Amtszeit voller Kontroversen
Wenige Tage vor der Neuwahl sorgte die Ausladung der von Eliasch im Vorjahr für Sonderprojekte engagierten Ex-Rennläuferin Alexandra Meissnitzer wegen kritischer Aussagen in einem Interview für Aufsehen. Zudem sprachen sich einige Skistars wie Marco Odermatt und Mikaela Shiffrin öffentlich gegen eine weitere Amtszeit des 64-Jährigen aus, der erst unlängst die georgische Staatsbürgerschaft erhalten hatte, um als Kandidat des Landes überhaupt antreten zu können.
Eliasch hatte das Präsidentenamt im Juni 2021 als Nachfolger von Gian Franco Kasper angetreten, 2022 war er ohne Gegenkandidat unter strittigen Umständen wiedergewählt worden. Seither hatte es zahlreiche Dispute des FIS-Chefs mit großen Verbänden wie dem ÖSV gegeben. Nun soll der seit zwei Jahren im FIS-Council sitzende Ospelt den Verband in ruhigeres Gewässer führen. Der Jurist stand von 2016 bis 2023 dem Skiverband Liechtensteins vor.
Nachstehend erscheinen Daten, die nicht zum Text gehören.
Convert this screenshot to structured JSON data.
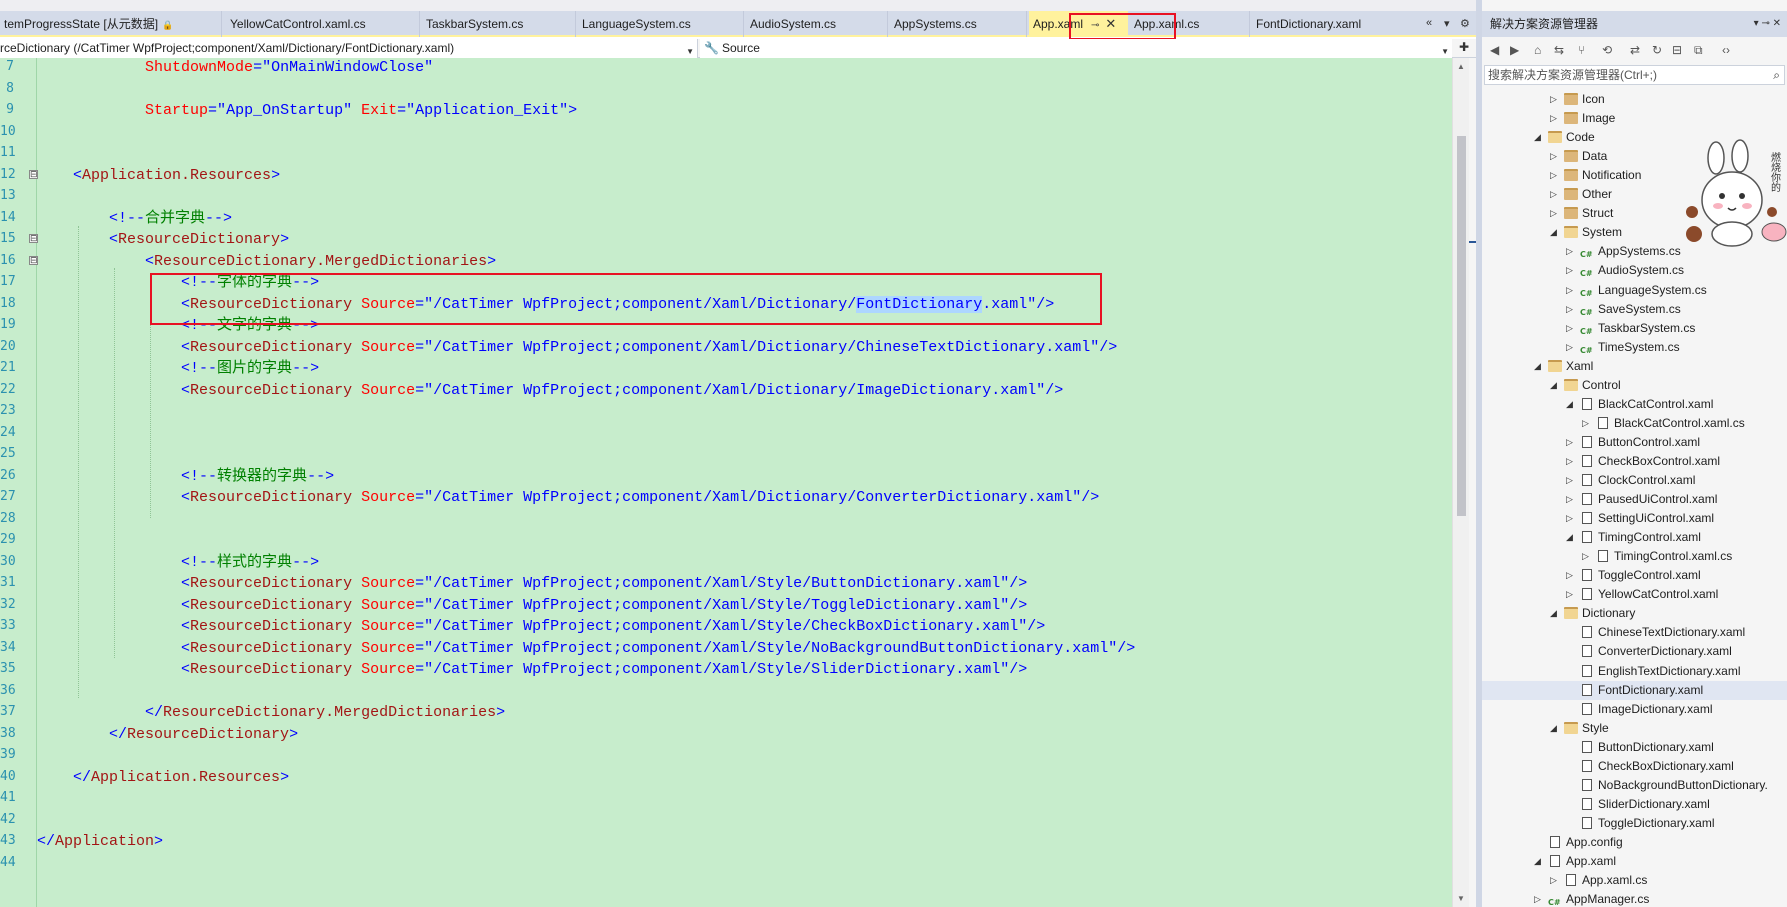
{
  "tabs": [
    {
      "label": "temProgressState [从元数据]",
      "lock": "🔒"
    },
    {
      "label": "YellowCatControl.xaml.cs"
    },
    {
      "label": "TaskbarSystem.cs"
    },
    {
      "label": "LanguageSystem.cs"
    },
    {
      "label": "AudioSystem.cs"
    },
    {
      "label": "AppSystems.cs"
    },
    {
      "label": "App.xaml",
      "active": true,
      "pin": "⊸",
      "close": "✕"
    },
    {
      "label": "App.xaml.cs"
    },
    {
      "label": "FontDictionary.xaml"
    }
  ],
  "tab_tools": {
    "overflow": "«",
    "dropdown": "▾",
    "settings": "⚙"
  },
  "navbar": {
    "element": "rceDictionary (/CatTimer WpfProject;component/Xaml/Dictionary/FontDictionary.xaml)",
    "member_icon": "wrench-icon",
    "member": "Source",
    "dropdown": "▼",
    "split": "✚"
  },
  "editor": {
    "line_numbers": [
      "7",
      "8",
      "9",
      "10",
      "11",
      "12",
      "13",
      "14",
      "15",
      "16",
      "17",
      "18",
      "19",
      "20",
      "21",
      "22",
      "23",
      "24",
      "25",
      "26",
      "27",
      "28",
      "29",
      "30",
      "31",
      "32",
      "33",
      "34",
      "35",
      "36",
      "37",
      "38",
      "39",
      "40",
      "41",
      "42",
      "43",
      "44"
    ],
    "lines": [
      {
        "indent": "            ",
        "parts": [
          {
            "k": "a",
            "s": "ShutdownMode"
          },
          {
            "k": "p",
            "s": "=\""
          },
          {
            "k": "v",
            "s": "OnMainWindowClose"
          },
          {
            "k": "p",
            "s": "\""
          }
        ]
      },
      {
        "indent": "",
        "parts": []
      },
      {
        "indent": "            ",
        "parts": [
          {
            "k": "a",
            "s": "Startup"
          },
          {
            "k": "p",
            "s": "=\""
          },
          {
            "k": "v",
            "s": "App_OnStartup"
          },
          {
            "k": "p",
            "s": "\" "
          },
          {
            "k": "a",
            "s": "Exit"
          },
          {
            "k": "p",
            "s": "=\""
          },
          {
            "k": "v",
            "s": "Application_Exit"
          },
          {
            "k": "p",
            "s": "\">"
          }
        ]
      },
      {
        "indent": "",
        "parts": []
      },
      {
        "indent": "",
        "parts": []
      },
      {
        "indent": "    ",
        "parts": [
          {
            "k": "p",
            "s": "<"
          },
          {
            "k": "t",
            "s": "Application.Resources"
          },
          {
            "k": "p",
            "s": ">"
          }
        ]
      },
      {
        "indent": "",
        "parts": []
      },
      {
        "indent": "        ",
        "parts": [
          {
            "k": "p",
            "s": "<!--"
          },
          {
            "k": "c",
            "s": "合并字典"
          },
          {
            "k": "p",
            "s": "-->"
          }
        ]
      },
      {
        "indent": "        ",
        "parts": [
          {
            "k": "p",
            "s": "<"
          },
          {
            "k": "t",
            "s": "ResourceDictionary"
          },
          {
            "k": "p",
            "s": ">"
          }
        ]
      },
      {
        "indent": "            ",
        "parts": [
          {
            "k": "p",
            "s": "<"
          },
          {
            "k": "t",
            "s": "ResourceDictionary.MergedDictionaries"
          },
          {
            "k": "p",
            "s": ">"
          }
        ]
      },
      {
        "indent": "                ",
        "parts": [
          {
            "k": "p",
            "s": "<!--"
          },
          {
            "k": "c",
            "s": "字体的字典"
          },
          {
            "k": "p",
            "s": "-->"
          }
        ]
      },
      {
        "indent": "                ",
        "parts": [
          {
            "k": "p",
            "s": "<"
          },
          {
            "k": "t",
            "s": "ResourceDictionary"
          },
          {
            "k": "p",
            "s": " "
          },
          {
            "k": "a",
            "s": "Source"
          },
          {
            "k": "p",
            "s": "=\""
          },
          {
            "k": "v",
            "s": "/CatTimer WpfProject;component/Xaml/Dictionary/"
          },
          {
            "k": "sel",
            "s": "FontDictionary"
          },
          {
            "k": "v",
            "s": ".xaml"
          },
          {
            "k": "p",
            "s": "\"/>"
          }
        ]
      },
      {
        "indent": "                ",
        "parts": [
          {
            "k": "p",
            "s": "<!--"
          },
          {
            "k": "c",
            "s": "文字的字典"
          },
          {
            "k": "p",
            "s": "-->"
          }
        ]
      },
      {
        "indent": "                ",
        "parts": [
          {
            "k": "p",
            "s": "<"
          },
          {
            "k": "t",
            "s": "ResourceDictionary"
          },
          {
            "k": "p",
            "s": " "
          },
          {
            "k": "a",
            "s": "Source"
          },
          {
            "k": "p",
            "s": "=\""
          },
          {
            "k": "v",
            "s": "/CatTimer WpfProject;component/Xaml/Dictionary/ChineseTextDictionary.xaml"
          },
          {
            "k": "p",
            "s": "\"/>"
          }
        ]
      },
      {
        "indent": "                ",
        "parts": [
          {
            "k": "p",
            "s": "<!--"
          },
          {
            "k": "c",
            "s": "图片的字典"
          },
          {
            "k": "p",
            "s": "-->"
          }
        ]
      },
      {
        "indent": "                ",
        "parts": [
          {
            "k": "p",
            "s": "<"
          },
          {
            "k": "t",
            "s": "ResourceDictionary"
          },
          {
            "k": "p",
            "s": " "
          },
          {
            "k": "a",
            "s": "Source"
          },
          {
            "k": "p",
            "s": "=\""
          },
          {
            "k": "v",
            "s": "/CatTimer WpfProject;component/Xaml/Dictionary/ImageDictionary.xaml"
          },
          {
            "k": "p",
            "s": "\"/>"
          }
        ]
      },
      {
        "indent": "",
        "parts": []
      },
      {
        "indent": "",
        "parts": []
      },
      {
        "indent": "",
        "parts": []
      },
      {
        "indent": "                ",
        "parts": [
          {
            "k": "p",
            "s": "<!--"
          },
          {
            "k": "c",
            "s": "转换器的字典"
          },
          {
            "k": "p",
            "s": "-->"
          }
        ]
      },
      {
        "indent": "                ",
        "parts": [
          {
            "k": "p",
            "s": "<"
          },
          {
            "k": "t",
            "s": "ResourceDictionary"
          },
          {
            "k": "p",
            "s": " "
          },
          {
            "k": "a",
            "s": "Source"
          },
          {
            "k": "p",
            "s": "=\""
          },
          {
            "k": "v",
            "s": "/CatTimer WpfProject;component/Xaml/Dictionary/ConverterDictionary.xaml"
          },
          {
            "k": "p",
            "s": "\"/>"
          }
        ]
      },
      {
        "indent": "",
        "parts": []
      },
      {
        "indent": "",
        "parts": []
      },
      {
        "indent": "                ",
        "parts": [
          {
            "k": "p",
            "s": "<!--"
          },
          {
            "k": "c",
            "s": "样式的字典"
          },
          {
            "k": "p",
            "s": "-->"
          }
        ]
      },
      {
        "indent": "                ",
        "parts": [
          {
            "k": "p",
            "s": "<"
          },
          {
            "k": "t",
            "s": "ResourceDictionary"
          },
          {
            "k": "p",
            "s": " "
          },
          {
            "k": "a",
            "s": "Source"
          },
          {
            "k": "p",
            "s": "=\""
          },
          {
            "k": "v",
            "s": "/CatTimer WpfProject;component/Xaml/Style/ButtonDictionary.xaml"
          },
          {
            "k": "p",
            "s": "\"/>"
          }
        ]
      },
      {
        "indent": "                ",
        "parts": [
          {
            "k": "p",
            "s": "<"
          },
          {
            "k": "t",
            "s": "ResourceDictionary"
          },
          {
            "k": "p",
            "s": " "
          },
          {
            "k": "a",
            "s": "Source"
          },
          {
            "k": "p",
            "s": "=\""
          },
          {
            "k": "v",
            "s": "/CatTimer WpfProject;component/Xaml/Style/ToggleDictionary.xaml"
          },
          {
            "k": "p",
            "s": "\"/>"
          }
        ]
      },
      {
        "indent": "                ",
        "parts": [
          {
            "k": "p",
            "s": "<"
          },
          {
            "k": "t",
            "s": "ResourceDictionary"
          },
          {
            "k": "p",
            "s": " "
          },
          {
            "k": "a",
            "s": "Source"
          },
          {
            "k": "p",
            "s": "=\""
          },
          {
            "k": "v",
            "s": "/CatTimer WpfProject;component/Xaml/Style/CheckBoxDictionary.xaml"
          },
          {
            "k": "p",
            "s": "\"/>"
          }
        ]
      },
      {
        "indent": "                ",
        "parts": [
          {
            "k": "p",
            "s": "<"
          },
          {
            "k": "t",
            "s": "ResourceDictionary"
          },
          {
            "k": "p",
            "s": " "
          },
          {
            "k": "a",
            "s": "Source"
          },
          {
            "k": "p",
            "s": "=\""
          },
          {
            "k": "v",
            "s": "/CatTimer WpfProject;component/Xaml/Style/NoBackgroundButtonDictionary.xaml"
          },
          {
            "k": "p",
            "s": "\"/>"
          }
        ]
      },
      {
        "indent": "                ",
        "parts": [
          {
            "k": "p",
            "s": "<"
          },
          {
            "k": "t",
            "s": "ResourceDictionary"
          },
          {
            "k": "p",
            "s": " "
          },
          {
            "k": "a",
            "s": "Source"
          },
          {
            "k": "p",
            "s": "=\""
          },
          {
            "k": "v",
            "s": "/CatTimer WpfProject;component/Xaml/Style/SliderDictionary.xaml"
          },
          {
            "k": "p",
            "s": "\"/>"
          }
        ]
      },
      {
        "indent": "",
        "parts": []
      },
      {
        "indent": "            ",
        "parts": [
          {
            "k": "p",
            "s": "</"
          },
          {
            "k": "t",
            "s": "ResourceDictionary.MergedDictionaries"
          },
          {
            "k": "p",
            "s": ">"
          }
        ]
      },
      {
        "indent": "        ",
        "parts": [
          {
            "k": "p",
            "s": "</"
          },
          {
            "k": "t",
            "s": "ResourceDictionary"
          },
          {
            "k": "p",
            "s": ">"
          }
        ]
      },
      {
        "indent": "",
        "parts": []
      },
      {
        "indent": "    ",
        "parts": [
          {
            "k": "p",
            "s": "</"
          },
          {
            "k": "t",
            "s": "Application.Resources"
          },
          {
            "k": "p",
            "s": ">"
          }
        ]
      },
      {
        "indent": "",
        "parts": []
      },
      {
        "indent": "",
        "parts": []
      },
      {
        "indent": "",
        "parts": [
          {
            "k": "p",
            "s": "</"
          },
          {
            "k": "t",
            "s": "Application"
          },
          {
            "k": "p",
            "s": ">"
          }
        ]
      },
      {
        "indent": "",
        "parts": []
      }
    ],
    "fold_markers": [
      "⊟",
      "⊟",
      "⊟"
    ]
  },
  "solution_explorer": {
    "title": "解决方案资源管理器",
    "title_tools": "▾ ⊸ ✕",
    "search_placeholder": "搜索解决方案资源管理器(Ctrl+;)",
    "toolbar_icons": [
      "back-icon",
      "forward-icon",
      "home-icon",
      "switch-view-icon",
      "git-icon",
      "history-icon",
      "sync-icon",
      "refresh-icon",
      "collapse-icon",
      "show-all-icon",
      "code-icon"
    ],
    "tree": [
      {
        "label": "Icon",
        "type": "folder",
        "level": 2,
        "arrow": "▷"
      },
      {
        "label": "Image",
        "type": "folder",
        "level": 2,
        "arrow": "▷"
      },
      {
        "label": "Code",
        "type": "folder-open",
        "level": 1,
        "arrow": "◢"
      },
      {
        "label": "Data",
        "type": "folder",
        "level": 2,
        "arrow": "▷"
      },
      {
        "label": "Notification",
        "type": "folder",
        "level": 2,
        "arrow": "▷"
      },
      {
        "label": "Other",
        "type": "folder",
        "level": 2,
        "arrow": "▷"
      },
      {
        "label": "Struct",
        "type": "folder",
        "level": 2,
        "arrow": "▷"
      },
      {
        "label": "System",
        "type": "folder-open",
        "level": 2,
        "arrow": "◢"
      },
      {
        "label": "AppSystems.cs",
        "type": "cs",
        "level": 3,
        "arrow": "▷"
      },
      {
        "label": "AudioSystem.cs",
        "type": "cs",
        "level": 3,
        "arrow": "▷"
      },
      {
        "label": "LanguageSystem.cs",
        "type": "cs",
        "level": 3,
        "arrow": "▷"
      },
      {
        "label": "SaveSystem.cs",
        "type": "cs",
        "level": 3,
        "arrow": "▷"
      },
      {
        "label": "TaskbarSystem.cs",
        "type": "cs",
        "level": 3,
        "arrow": "▷"
      },
      {
        "label": "TimeSystem.cs",
        "type": "cs",
        "level": 3,
        "arrow": "▷"
      },
      {
        "label": "Xaml",
        "type": "folder-open",
        "level": 1,
        "arrow": "◢"
      },
      {
        "label": "Control",
        "type": "folder-open",
        "level": 2,
        "arrow": "◢"
      },
      {
        "label": "BlackCatControl.xaml",
        "type": "xaml",
        "level": 3,
        "arrow": "◢"
      },
      {
        "label": "BlackCatControl.xaml.cs",
        "type": "xaml",
        "level": 4,
        "arrow": "▷"
      },
      {
        "label": "ButtonControl.xaml",
        "type": "xaml",
        "level": 3,
        "arrow": "▷"
      },
      {
        "label": "CheckBoxControl.xaml",
        "type": "xaml",
        "level": 3,
        "arrow": "▷"
      },
      {
        "label": "ClockControl.xaml",
        "type": "xaml",
        "level": 3,
        "arrow": "▷"
      },
      {
        "label": "PausedUiControl.xaml",
        "type": "xaml",
        "level": 3,
        "arrow": "▷"
      },
      {
        "label": "SettingUiControl.xaml",
        "type": "xaml",
        "level": 3,
        "arrow": "▷"
      },
      {
        "label": "TimingControl.xaml",
        "type": "xaml",
        "level": 3,
        "arrow": "◢"
      },
      {
        "label": "TimingControl.xaml.cs",
        "type": "xaml",
        "level": 4,
        "arrow": "▷"
      },
      {
        "label": "ToggleControl.xaml",
        "type": "xaml",
        "level": 3,
        "arrow": "▷"
      },
      {
        "label": "YellowCatControl.xaml",
        "type": "xaml",
        "level": 3,
        "arrow": "▷"
      },
      {
        "label": "Dictionary",
        "type": "folder-open",
        "level": 2,
        "arrow": "◢"
      },
      {
        "label": "ChineseTextDictionary.xaml",
        "type": "xaml",
        "level": 3,
        "arrow": ""
      },
      {
        "label": "ConverterDictionary.xaml",
        "type": "xaml",
        "level": 3,
        "arrow": ""
      },
      {
        "label": "EnglishTextDictionary.xaml",
        "type": "xaml",
        "level": 3,
        "arrow": ""
      },
      {
        "label": "FontDictionary.xaml",
        "type": "xaml",
        "level": 3,
        "arrow": "",
        "selected": true
      },
      {
        "label": "ImageDictionary.xaml",
        "type": "xaml",
        "level": 3,
        "arrow": ""
      },
      {
        "label": "Style",
        "type": "folder-open",
        "level": 2,
        "arrow": "◢"
      },
      {
        "label": "ButtonDictionary.xaml",
        "type": "xaml",
        "level": 3,
        "arrow": ""
      },
      {
        "label": "CheckBoxDictionary.xaml",
        "type": "xaml",
        "level": 3,
        "arrow": ""
      },
      {
        "label": "NoBackgroundButtonDictionary.",
        "type": "xaml",
        "level": 3,
        "arrow": ""
      },
      {
        "label": "SliderDictionary.xaml",
        "type": "xaml",
        "level": 3,
        "arrow": ""
      },
      {
        "label": "ToggleDictionary.xaml",
        "type": "xaml",
        "level": 3,
        "arrow": ""
      },
      {
        "label": "App.config",
        "type": "proj",
        "level": 1,
        "arrow": ""
      },
      {
        "label": "App.xaml",
        "type": "proj",
        "level": 1,
        "arrow": "◢"
      },
      {
        "label": "App.xaml.cs",
        "type": "xaml",
        "level": 2,
        "arrow": "▷"
      },
      {
        "label": "AppManager.cs",
        "type": "cs",
        "level": 1,
        "arrow": "▷"
      }
    ],
    "sticker_text": "燃烧你的"
  },
  "colors": {
    "editor_bg": "#c7edcc",
    "active_tab": "#fff29d",
    "highlight_box": "#e81123",
    "selection": "#add6ff"
  }
}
Er war als einziger von ursprünglich vier Herausforderern von Eliasch übrig geblieben. Die Dänin Anna Harboe Falkenberg und der US-Amerikaner Dexter Paine hatten ihre Kandidatur Ende Mai zurückgezogen, die Britin Victoria Gosling gab ihren Verzicht kurzfristig bekannt.